The Advocate General takes the view that the General Court was fully entitled to recognise that the use of an exclusive and binding arbitration mechanism was a generally accepted method of resolving disputes and that agreeing to an arbitration clause as such did not constitute a restriction of competition. He also points out that recourse to arbitration can, in the present case, be justified by legitimate interests linked to the requirement that sporting disputes be submitted to a specialised judicial body.
As regards CAS arbitration, the Advocate General considers that it is not comparable to the arbitration that takes place between Member States and private parties in the context of the bilateral investment treaties at issue in the judgments in Achmea  and PL Holdings.  Consequently, the principles deriving from the case-law resulting from those judgments are not capable of being applied to the arbitration at issue in the present case, since the latter is not liable to reduce the full effectiveness and uniformity of EU law
The Advocate General concludes that the General Court did not err in law in holding that the exclusive and binding arbitration mechanism could not be classified as a ‘reinforcing’ element of the restriction of competition found.
NOTE: The Advocate General’s Opinion is not binding on the Court of Justice. It is the role of the Advocates General to propose to the Court, in complete independence, a legal solution to the cases for which they are responsible. The Judges of the Court are now beginning their deliberations in this case. Judgment will be given at a later date.

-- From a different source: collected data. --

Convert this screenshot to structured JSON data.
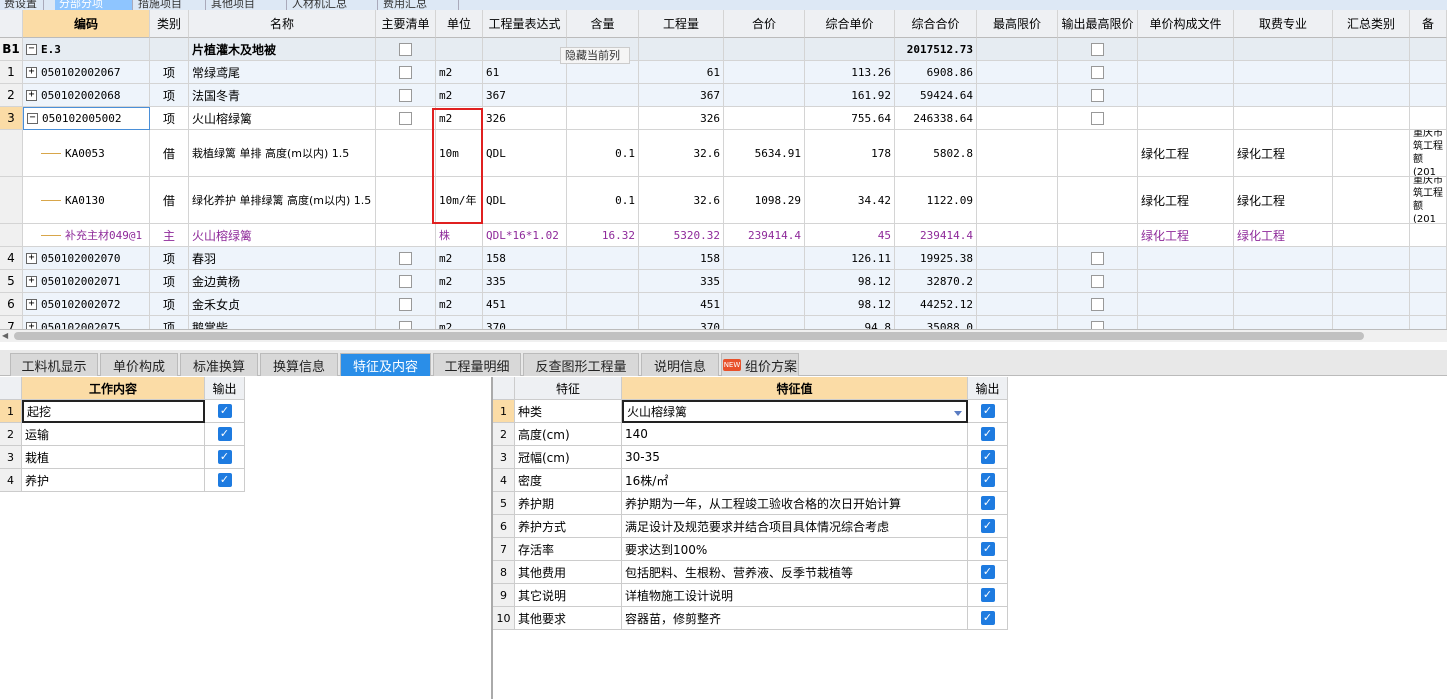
{
  "top_tabs": [
    "费设置",
    "分部分项",
    "措施项目",
    "其他项目",
    "人材机汇总",
    "费用汇总"
  ],
  "grid": {
    "headers": [
      "编码",
      "类别",
      "名称",
      "主要清单",
      "单位",
      "工程量表达式",
      "含量",
      "工程量",
      "合价",
      "综合单价",
      "综合合价",
      "最高限价",
      "输出最高限价",
      "单价构成文件",
      "取费专业",
      "汇总类别",
      "备"
    ],
    "tooltip": "隐藏当前列",
    "rows": [
      {
        "no": "B1",
        "code": "E.3",
        "type": "",
        "name": "片植灌木及地被",
        "unit": "",
        "expr": "",
        "content": "",
        "qty": "",
        "price": "",
        "unit_price": "",
        "total": "2017512.73",
        "file": "",
        "major": "",
        "extra": ""
      },
      {
        "no": "1",
        "code": "050102002067",
        "type": "项",
        "name": "常绿鸢尾",
        "unit": "m2",
        "expr": "61",
        "content": "",
        "qty": "61",
        "price": "",
        "unit_price": "113.26",
        "total": "6908.86",
        "file": "",
        "major": "",
        "extra": ""
      },
      {
        "no": "2",
        "code": "050102002068",
        "type": "项",
        "name": "法国冬青",
        "unit": "m2",
        "expr": "367",
        "content": "",
        "qty": "367",
        "price": "",
        "unit_price": "161.92",
        "total": "59424.64",
        "file": "",
        "major": "",
        "extra": ""
      },
      {
        "no": "3",
        "code": "050102005002",
        "type": "项",
        "name": "火山榕绿篱",
        "unit": "m2",
        "expr": "326",
        "content": "",
        "qty": "326",
        "price": "",
        "unit_price": "755.64",
        "total": "246338.64",
        "file": "",
        "major": "",
        "extra": ""
      },
      {
        "no": "",
        "code": "KA0053",
        "type": "借",
        "name": "栽植绿篱 单排 高度(m以内) 1.5",
        "unit": "10m",
        "expr": "QDL",
        "content": "0.1",
        "qty": "32.6",
        "price": "5634.91",
        "unit_price": "178",
        "total": "5802.8",
        "file": "绿化工程",
        "major": "绿化工程",
        "extra": "重庆市筑工程额(201"
      },
      {
        "no": "",
        "code": "KA0130",
        "type": "借",
        "name": "绿化养护 单排绿篱 高度(m以内) 1.5",
        "unit": "10m/年",
        "expr": "QDL",
        "content": "0.1",
        "qty": "32.6",
        "price": "1098.29",
        "unit_price": "34.42",
        "total": "1122.09",
        "file": "绿化工程",
        "major": "绿化工程",
        "extra": "重庆市筑工程额(201"
      },
      {
        "no": "",
        "code": "补充主材049@1",
        "type": "主",
        "name": "火山榕绿篱",
        "unit": "株",
        "expr": "QDL*16*1.02",
        "content": "16.32",
        "qty": "5320.32",
        "price": "239414.4",
        "unit_price": "45",
        "total": "239414.4",
        "file": "绿化工程",
        "major": "绿化工程",
        "extra": ""
      },
      {
        "no": "4",
        "code": "050102002070",
        "type": "项",
        "name": "春羽",
        "unit": "m2",
        "expr": "158",
        "content": "",
        "qty": "158",
        "price": "",
        "unit_price": "126.11",
        "total": "19925.38",
        "file": "",
        "major": "",
        "extra": ""
      },
      {
        "no": "5",
        "code": "050102002071",
        "type": "项",
        "name": "金边黄杨",
        "unit": "m2",
        "expr": "335",
        "content": "",
        "qty": "335",
        "price": "",
        "unit_price": "98.12",
        "total": "32870.2",
        "file": "",
        "major": "",
        "extra": ""
      },
      {
        "no": "6",
        "code": "050102002072",
        "type": "项",
        "name": "金禾女贞",
        "unit": "m2",
        "expr": "451",
        "content": "",
        "qty": "451",
        "price": "",
        "unit_price": "98.12",
        "total": "44252.12",
        "file": "",
        "major": "",
        "extra": ""
      },
      {
        "no": "7",
        "code": "050102002075",
        "type": "项",
        "name": "鹅掌柴",
        "unit": "m2",
        "expr": "370",
        "content": "",
        "qty": "370",
        "price": "",
        "unit_price": "94.8",
        "total": "35088.0",
        "file": "",
        "major": "",
        "extra": ""
      }
    ]
  },
  "bottom_tabs": [
    "工料机显示",
    "单价构成",
    "标准换算",
    "换算信息",
    "特征及内容",
    "工程量明细",
    "反查图形工程量",
    "说明信息",
    "组价方案"
  ],
  "new_badge": "NEW",
  "work": {
    "headers": [
      "工作内容",
      "输出"
    ],
    "rows": [
      {
        "no": "1",
        "item": "起挖"
      },
      {
        "no": "2",
        "item": "运输"
      },
      {
        "no": "3",
        "item": "栽植"
      },
      {
        "no": "4",
        "item": "养护"
      }
    ]
  },
  "features": {
    "headers": [
      "特征",
      "特征值",
      "输出"
    ],
    "rows": [
      {
        "no": "1",
        "name": "种类",
        "value": "火山榕绿篱"
      },
      {
        "no": "2",
        "name": "高度(cm)",
        "value": "140"
      },
      {
        "no": "3",
        "name": "冠幅(cm)",
        "value": "30-35"
      },
      {
        "no": "4",
        "name": "密度",
        "value": "16株/㎡"
      },
      {
        "no": "5",
        "name": "养护期",
        "value": "养护期为一年，从工程竣工验收合格的次日开始计算"
      },
      {
        "no": "6",
        "name": "养护方式",
        "value": "满足设计及规范要求并结合项目具体情况综合考虑"
      },
      {
        "no": "7",
        "name": "存活率",
        "value": "要求达到100%"
      },
      {
        "no": "8",
        "name": "其他费用",
        "value": "包括肥料、生根粉、营养液、反季节栽植等"
      },
      {
        "no": "9",
        "name": "其它说明",
        "value": "详植物施工设计说明"
      },
      {
        "no": "10",
        "name": "其他要求",
        "value": "容器苗，修剪整齐"
      }
    ]
  },
  "colors": {
    "accent": "#2a8ee8",
    "header_selected": "#fbdca6",
    "purple_row": "#8e2a9a",
    "highlight_box": "#e02020"
  }
}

NOTE: An appeal, on a point or points of law only, may be brought before the Court of Justice against a judgment or order of the General Court. In principle, the appeal does not have suspensive effect. If the appeal is admissible and well founded, the Court of Justice sets aside the judgment of the General Court. Where the state of the proceedings so permits, the Court of Justice may itself give final judgment in the case. Otherwise, it refers the case back to the General Court, which is bound by the decision given by the Court of Justice on the appeal.